CMS to End Part D Payment Modernization Model

The Centers for Medicare and Medicaid Services (CMS) announced recently that it would end the voluntary Part D Payment Modernization (PDM) Model, citing a lack of participation. The demonstration, conducted through the Center for Medicare and Medicaid Innovation (CMMI), will now conclude three years early on December 31, 2021, as only two plan sponsors — comprising nine plans in four states — are currently participating in the model. Thus, CMS will not proceed with testing the PDM Model in calendar year (CY) 2022 to CY 2024. The move comes two months after President Biden’s CMS rolled back new formulary flexibilities for model participants relating to Medicare’s six “protected classes” of prescription drug and reducing the number of drugs plans are required to cover in each therapeutic class. Applications to participate in the PDM Model for CY 2022 closed on April 16, 2021.
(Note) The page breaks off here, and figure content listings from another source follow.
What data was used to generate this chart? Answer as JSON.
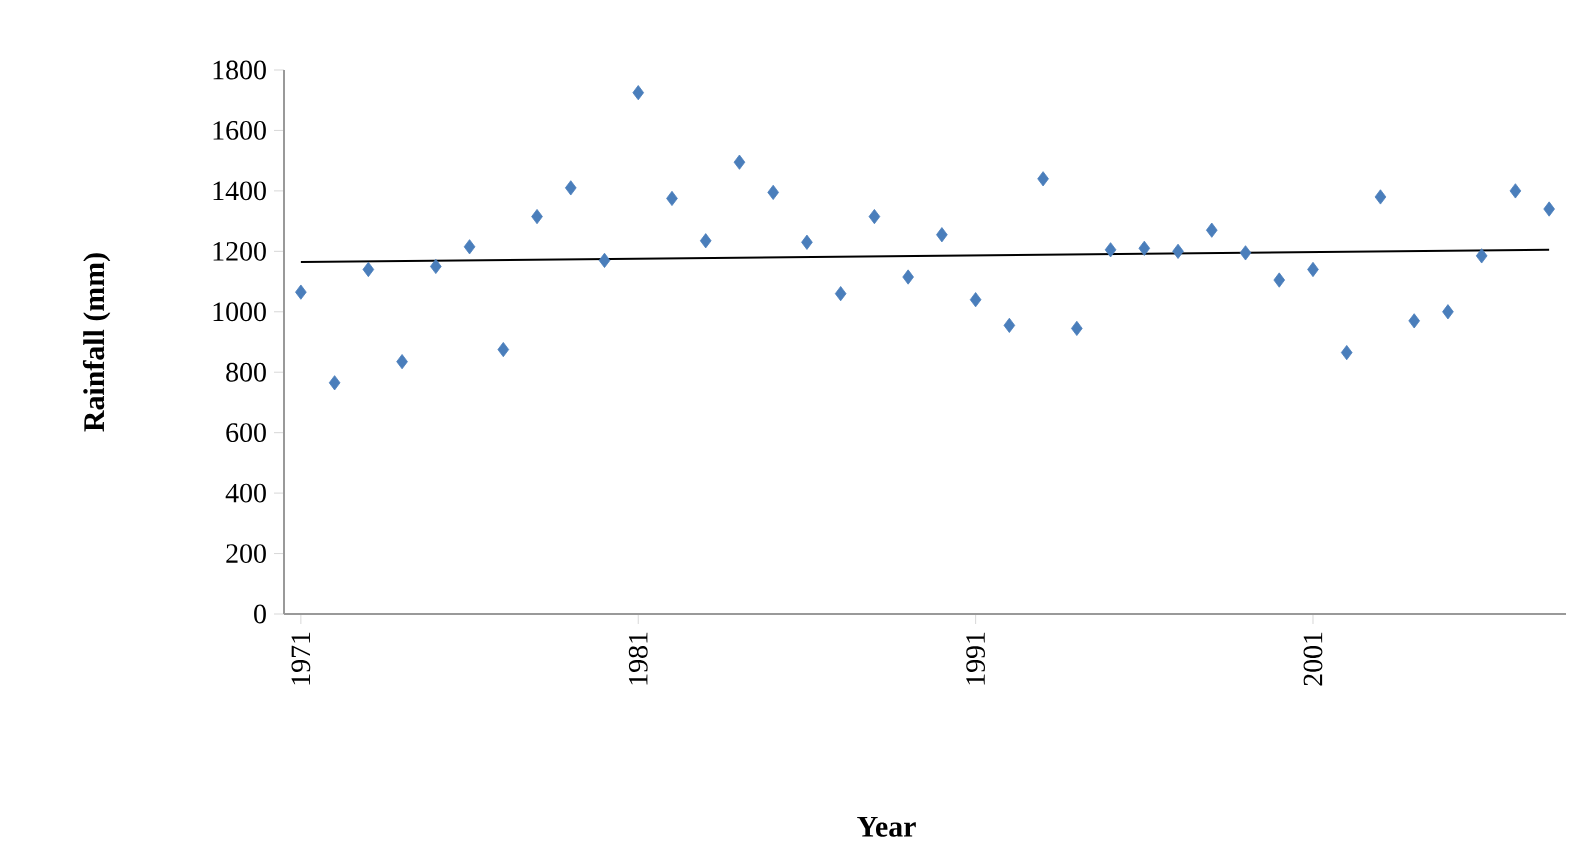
{
  "chart_data": {
    "type": "scatter",
    "xlabel": "Year",
    "ylabel": "Rainfall (mm)",
    "xlim": [
      1970.5,
      2008.5
    ],
    "xticks": [
      1971,
      1981,
      1991,
      2001
    ],
    "ylim": [
      0,
      1800
    ],
    "yticks": [
      0,
      200,
      400,
      600,
      800,
      1000,
      1200,
      1400,
      1600,
      1800
    ],
    "grid": false,
    "marker": "diamond",
    "series": [
      {
        "color": "#4a7ebb",
        "x": [
          1971,
          1972,
          1973,
          1974,
          1975,
          1976,
          1977,
          1978,
          1979,
          1980,
          1981,
          1982,
          1983,
          1984,
          1985,
          1986,
          1987,
          1988,
          1989,
          1990,
          1991,
          1992,
          1993,
          1994,
          1995,
          1996,
          1997,
          1998,
          1999,
          2000,
          2001,
          2002,
          2003,
          2004,
          2005,
          2006,
          2007,
          2008
        ],
        "values": [
          1065,
          765,
          1140,
          835,
          1150,
          1215,
          875,
          1315,
          1410,
          1170,
          1725,
          1375,
          1235,
          1495,
          1395,
          1230,
          1060,
          1315,
          1115,
          1255,
          1040,
          955,
          1440,
          945,
          1205,
          1210,
          1200,
          1270,
          1195,
          1105,
          1140,
          865,
          1380,
          970,
          1000,
          1185,
          1400,
          1340
        ]
      },
      {
        "type": "line",
        "color": "#000000",
        "marker": "none",
        "line_style": "solid",
        "x": [
          1971,
          2008
        ],
        "values": [
          1165,
          1205
        ]
      }
    ]
  }
}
On President Trump’s last day in office, CMS released a request for applications for the PDM Model and announced new flexibilities that would have allowed certain Medicare Part D plans to limit the drugs they cover, including drugs within five of Medicare’s six protected classes. The changes were, in part, aimed at boosting demonstration participation. Specifically, beginning calendar year (CY) 2022, participating plans would have been permitted to cover only one drug per therapeutic class and could treat five of Medicare’s six protected classes as if they were any other class of drug, no longer requiring coverage of “all or substantially all” of the drugs in those classes. CMS had said that the sixth protected class — antiretrovirals — would also be treated as any other class for CY 2023. President Trump’s CMS had also proposed to temporarily remove downside risk for plans participating in the demonstration. More plans were said to have been interested in participating in this version of the PDM Model.

CMS Announces New COVID-19 Vaccine Requirements for LTC Facilities

The Centers for Medicare and Medicaid Services (CMS) last Tuesday announced new requirements for long-term care (LTC) facilities to encourage COVID-19 vaccination. In an interim final rule (IFR) with comment period (IFR, press release), the agency is requiring LTC facilities to offer COVID-19 vaccines to residents and staff and is also requiring reporting of vaccinations for residents and staff. Furthermore, CMS is mandating that LTC facilities provide vaccine education to staff and residents. The agency says that these reporting requirements are intended to monitor uptake and to identify facilities that may need additional support. These new requirements are implemented through CMS’ conditions of participation for the facilities. This IFR will go into effect 10 days after it is published in the Federal Register, though CMS will accept comments on the IFR for 60 days after publication.

LTC facilities are required to offer COVID-19 vaccinations to staff and residents either themselves or in partnership with another entity under the rule. They must also provide appropriate education regarding the vaccine to staff and residents, including the benefits and risks of COVID-19 vaccines. CMS notes that the Pharmacy Partnership for LTC, which provided vaccines to LTC facilities, is winding down, necessitating that facilities have policies and procedures in place to ensure continued access to COVID-19 vaccines for residents and staff. Once per week, LTC facilities must report COVID-19 vaccination status for all residents and staff to the Centers for Disease Control and Prevention’s (CDC) National Healthcare Safety Network (NHSN), including the total number of residents and staff who have received the jab. As such, all staff and resident COVID-19 vaccinations must be documented by the facility. Reasons for residents’ vaccine refusals, if any, should be documented with an explanation, CMS says. In addition, facilities must report the use of COVID-19 therapeutics, such as monoclonal antibodies, in residents. CMS is also mandating new, but somewhat less strict, requirements in intermediate care facilities for individuals with intellectual disabilities (ICF-IID).